Les gros procès judiciaires pour l’année 2022…
D’importants procès marqueront le calendrier juridique cette année. Beaucoup d’affaires ont une portée politique. L’année 2022 débutera comme s’est terminé l’année 2021 au niveau du judiciaire, soit avec les pétitions électorales contestant certains résultats des législatives de 2019, en Cour suprême.
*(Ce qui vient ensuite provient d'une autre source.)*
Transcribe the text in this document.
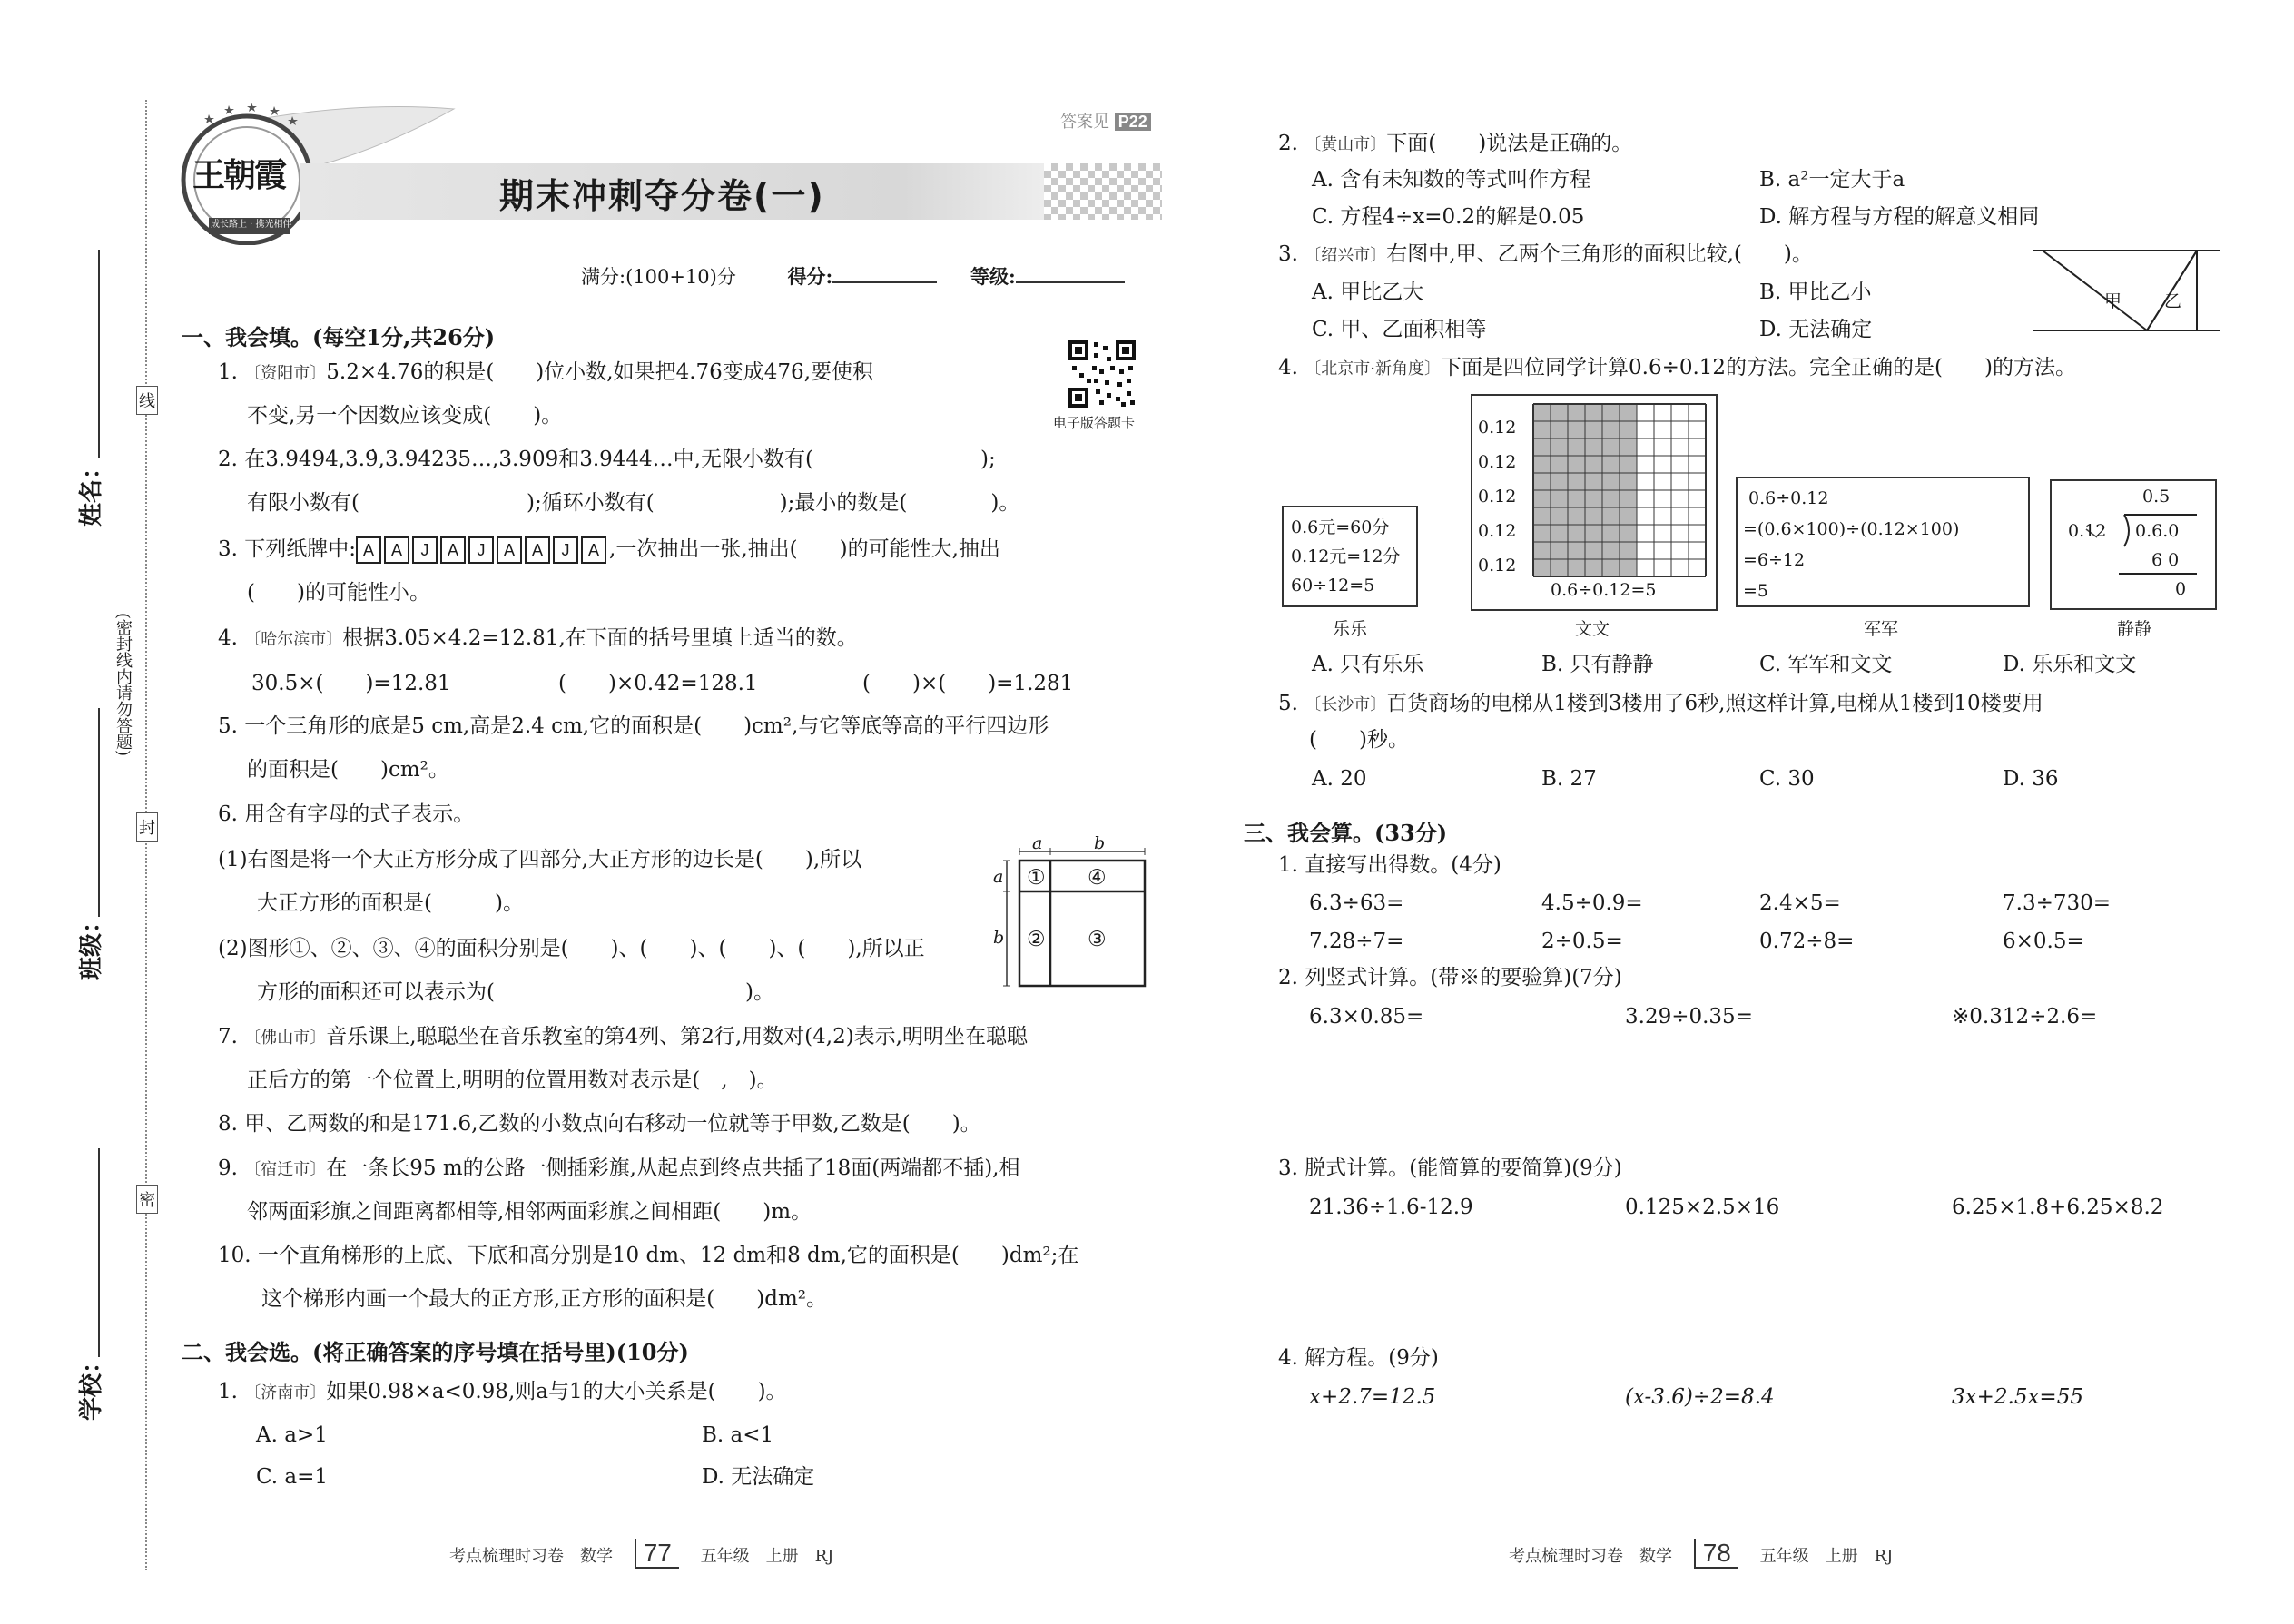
姓名：
班级：
学校：
线
封
密
(密封线内请勿答题)
王朝霞
成长路上 · 携光相伴
答案见 P22
期末冲刺夺分卷(一)
满分:(100+10)分	得分:	等级:
电子版答题卡
一、我会填。(每空1分,共26分)
1. 〔资阳市〕5.2×4.76的积是(　　)位小数,如果把4.76变成476,要使积
不变,另一个因数应该变成(　　)。
2. 在3.9494,3.9̇,3.94235…,3.909和3.9444…中,无限小数有(　　　　　　　　);
有限小数有(　　　　　　　　);循环小数有(　　　　　　);最小的数是(　　　　)。
3. 下列纸牌中: A A J A J A A J A ,一次抽出一张,抽出(　　)的可能性大,抽出
(　　)的可能性小。
4. 〔哈尔滨市〕根据3.05×4.2=12.81,在下面的括号里填上适当的数。
30.5×(　　)=12.81	(　　)×0.42=128.1	(　　)×(　　)=1.281
5. 一个三角形的底是5 cm,高是2.4 cm,它的面积是(　　)cm²,与它等底等高的平行四边形
的面积是(　　)cm²。
6. 用含有字母的式子表示。
(1)右图是将一个大正方形分成了四部分,大正方形的边长是(　　),所以
大正方形的面积是(　　　)。
(2)图形①、②、③、④的面积分别是(　　)、(　　)、(　　)、(　　),所以正
方形的面积还可以表示为(　　　　　　　　　　　　)。
a	b
a
b
① ④
② ③
7. 〔佛山市〕音乐课上,聪聪坐在音乐教室的第4列、第2行,用数对(4,2)表示,明明坐在聪聪
正后方的第一个位置上,明明的位置用数对表示是(　,　)。
8. 甲、乙两数的和是171.6,乙数的小数点向右移动一位就等于甲数,乙数是(　　)。
9. 〔宿迁市〕在一条长95 m的公路一侧插彩旗,从起点到终点共插了18面(两端都不插),相
邻两面彩旗之间距离都相等,相邻两面彩旗之间相距(　　)m。
10. 一个直角梯形的上底、下底和高分别是10 dm、12 dm和8 dm,它的面积是(　　)dm²;在
这个梯形内画一个最大的正方形,正方形的面积是(　　)dm²。
二、我会选。(将正确答案的序号填在括号里)(10分)
1. 〔济南市〕如果0.98×a<0.98,则a与1的大小关系是(　　)。
A. a>1	B. a<1
C. a=1	D. 无法确定
考点梳理时习卷　数学 77 五年级　上册　RJ
2. 〔黄山市〕下面(　　)说法是正确的。
A. 含有未知数的等式叫作方程	B. a²一定大于a
C. 方程4÷x=0.2的解是0.05	D. 解方程与方程的解意义相同
3. 〔绍兴市〕右图中,甲、乙两个三角形的面积比较,(　　)。
A. 甲比乙大	B. 甲比乙小
C. 甲、乙面积相等	D. 无法确定
甲 乙
4. 〔北京市·新角度〕下面是四位同学计算0.6÷0.12的方法。完全正确的是(　　)的方法。
0.6元=60分
0.12元=12分
60÷12=5
乐乐
0.12
0.12
0.12
0.12
0.12
0.6÷0.12=5
文文
0.6÷0.12
=(0.6×100)÷(0.12×100)
=6÷12
=5
军军
0.5
0.12 0.6.0
6 0
0
静静
A. 只有乐乐	B. 只有静静	C. 军军和文文	D. 乐乐和文文
5. 〔长沙市〕百货商场的电梯从1楼到3楼用了6秒,照这样计算,电梯从1楼到10楼要用
(　　)秒。
A. 20	B. 27	C. 30	D. 36
三、我会算。(33分)
1. 直接写出得数。(4分)
6.3÷63=	4.5÷0.9=	2.4×5=	7.3÷730=
7.28÷7=	2÷0.5=	0.72÷8=	6×0.5=
2. 列竖式计算。(带※的要验算)(7分)
6.3×0.85=	3.29÷0.35=	※0.312÷2.6=
3. 脱式计算。(能简算的要简算)(9分)
21.36÷1.6-12.9	0.125×2.5×16	6.25×1.8+6.25×8.2
4. 解方程。(9分)
x+2.7=12.5	(x-3.6)÷2=8.4	3x+2.5x=55
考点梳理时习卷　数学 78 五年级　上册　RJ
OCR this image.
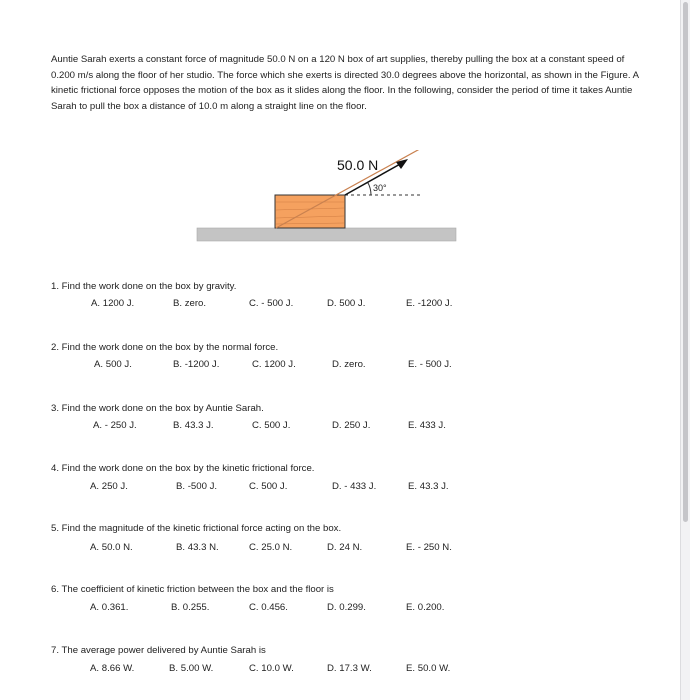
Auntie Sarah exerts a constant force of magnitude 50.0 N on a 120 N box of art supplies, thereby pulling the box at a constant speed of 0.200 m/s along the floor of her studio. The force which she exerts is directed 30.0 degrees above the horizontal, as shown in the Figure. A kinetic frictional force opposes the motion of the box as it slides along the floor. In the following, consider the period of time it takes Auntie Sarah to pull the box a distance of 10.0 m along a straight line on the floor.

30°
50.0 N

1. Find the work done on the box by gravity.

A. 1200 J.	B. zero.	C. - 500 J.	D. 500 J.	E. -1200 J.

2. Find the work done on the box by the normal force.

A. 500 J.	B. -1200 J.	C. 1200 J.	D. zero.	E. - 500 J.

3. Find the work done on the box by Auntie Sarah.

A. - 250 J.	B. 43.3 J.	C. 500 J.	D. 250 J.	E. 433 J.

4. Find the work done on the box by the kinetic frictional force.

A. 250 J.	B. -500 J.	C. 500 J.	D. - 433 J.	E. 43.3 J.

5. Find the magnitude of the kinetic frictional force acting on the box.

A. 50.0 N.	B. 43.3 N.	C. 25.0 N.	D. 24 N.	E. - 250 N.

6. The coefficient of kinetic friction between the box and the floor is

A. 0.361.	B. 0.255.	C. 0.456.	D. 0.299.	E. 0.200.

7. The average power delivered by Auntie Sarah is

A. 8.66 W.	B. 5.00 W.	C. 10.0 W.	D. 17.3 W.	E. 50.0 W.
Une année riche en événements sur le plan politico-judiciaire. La Cour suprême, en congé, reprendra pleinement ses activités à partir du 10 janvier. Pour cette nouvelle année, les affaires reprendront encore de plus belle dans les salles d’audience des cours de justice, avec des “high-profile cases” qui n’ont pas encore connu de conclusions, comme le cas de Bernard Maigrot aux Assises.
Pétitions électorales
Les pétitions électorales logées par les candidats battus du Parti travailliste, du MMM et du PMSD, aux élections de 2019, seront prises sur le fond dès le premier trimestre du calendrier judiciaire de 2022.
Celle de Cader Sayed-Hossen contre Gilbert Bablee à La Caverne/ Phoenix, le 2 février, sera de celle de Navin Ramgoolam à Montagne Blanche/Grand-Rivière-Sud-Ouest, le 14 février. Certaines de ces pétitions électorales ont été déjà entendues en 2021. Navin Ramgoolam a terminé à la quatrième place avec 17 536 voix. Il a été devancé par les trois candidats de l’Alliance Morisien. Nommément Vikram Hurdoyal (23 252 voix), Zahid Nazurally (18 459 voix) et Sunil Bholah (18 174 voix). Le leader du PTr demande l’invalidation des résultats des trois candidats pour irrégularités. Il souhaite un nouveau décompte partiel des votes que ces derniers et lui ont recueillis. Et réclame une nouvelle élection au n°10.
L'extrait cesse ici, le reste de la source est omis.